Pour renforcer la position concurrentielle de l’UE, les décideurs politiques doivent agir de manière décisive pour soutenir les industries critiques. Plus de 1 200 organisations, dont 840 grandes entreprises manufacturières, ont récemment signé le Déclaration d'Anvers – qui appelle à un « accord industriel européen » comme élément clé de la stratégie de l’UE agenda stratégique pour la période 2024-2029. Le Premier ministre belge Alexander De Croo l’a très bien exprimé : « Comment pouvons-nous continuer à développer notre industrie européenne ? La réponse est : avec un accord industriel européen au même niveau qu’un accord vert européen. »
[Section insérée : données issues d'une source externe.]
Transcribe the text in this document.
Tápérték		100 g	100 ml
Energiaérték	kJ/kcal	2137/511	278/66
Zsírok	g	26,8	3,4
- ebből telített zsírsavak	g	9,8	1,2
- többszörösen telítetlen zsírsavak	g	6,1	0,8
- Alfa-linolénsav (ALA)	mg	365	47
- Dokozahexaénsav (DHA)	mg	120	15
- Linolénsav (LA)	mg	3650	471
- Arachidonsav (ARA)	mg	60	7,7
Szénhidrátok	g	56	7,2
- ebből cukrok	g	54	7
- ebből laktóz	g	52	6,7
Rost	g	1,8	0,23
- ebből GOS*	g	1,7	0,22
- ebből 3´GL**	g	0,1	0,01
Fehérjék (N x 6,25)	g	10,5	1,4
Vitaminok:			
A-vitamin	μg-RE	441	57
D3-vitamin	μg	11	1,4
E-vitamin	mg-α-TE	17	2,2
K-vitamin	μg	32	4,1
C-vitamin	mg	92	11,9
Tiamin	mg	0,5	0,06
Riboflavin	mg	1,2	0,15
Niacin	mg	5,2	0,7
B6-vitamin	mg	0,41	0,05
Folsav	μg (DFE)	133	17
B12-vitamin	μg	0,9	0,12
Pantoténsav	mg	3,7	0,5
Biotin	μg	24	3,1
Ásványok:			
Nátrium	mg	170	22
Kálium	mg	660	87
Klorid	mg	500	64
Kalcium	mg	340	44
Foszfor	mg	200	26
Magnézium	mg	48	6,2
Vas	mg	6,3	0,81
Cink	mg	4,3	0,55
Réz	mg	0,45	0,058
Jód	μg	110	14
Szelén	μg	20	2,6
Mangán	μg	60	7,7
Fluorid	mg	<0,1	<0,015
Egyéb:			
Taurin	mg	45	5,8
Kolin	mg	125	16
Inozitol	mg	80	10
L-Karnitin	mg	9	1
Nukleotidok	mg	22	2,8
Quatre étapes en particulier sont nécessaires. Premièrement, les décideurs politiques européens doivent reconnaître que le ralentissement de la transition vers la carboneutralité érodera la compétitivité mondiale de l’UE. L’adoption de technologies zéro émission est le meilleur moyen de réduire les importations de combustibles fossiles et d’atteindre l’autosuffisance énergétique. En revanche, le maintien du statu quo mine la stratégie de sécurité énergétique du bloc et fait le jeu du président russe Vladimir Poutine.
Deuxièmement, la création de l’EIDF est cruciale pour parvenir à l’indépendance énergétique et à la souveraineté technologique. Comme l’a montré la mise en œuvre d’une aide financière paneuropéenne pendant la crise du COVID-19, les institutions européennes peuvent prendre des décisions cruciales et y donner suite en quelques mois si nécessaire.
Troisièmement, l’EIDF devrait être financé par des émissions de dette commune. Pour stimuler la production de technologies vertes telles que les véhicules électriques, les pompes à chaleur et les panneaux photovoltaïques, ce mécanisme de financement devrait être facilement accessible aux entrepreneurs sans exigences d’éligibilité excessives. Il est essentiel que l’EIDF ne puisse réussir sans des outils de financement adéquats pour les entreprises d’énergies renouvelables dans l’UE – un avantage dont les entreprises américaines bénéficient déjà dans le cadre de l’IRA. Mais les décideurs politiques devraient conditionner ce financement à des investissements dans la capacité de production et à la création d’emplois dans des secteurs spécifiques.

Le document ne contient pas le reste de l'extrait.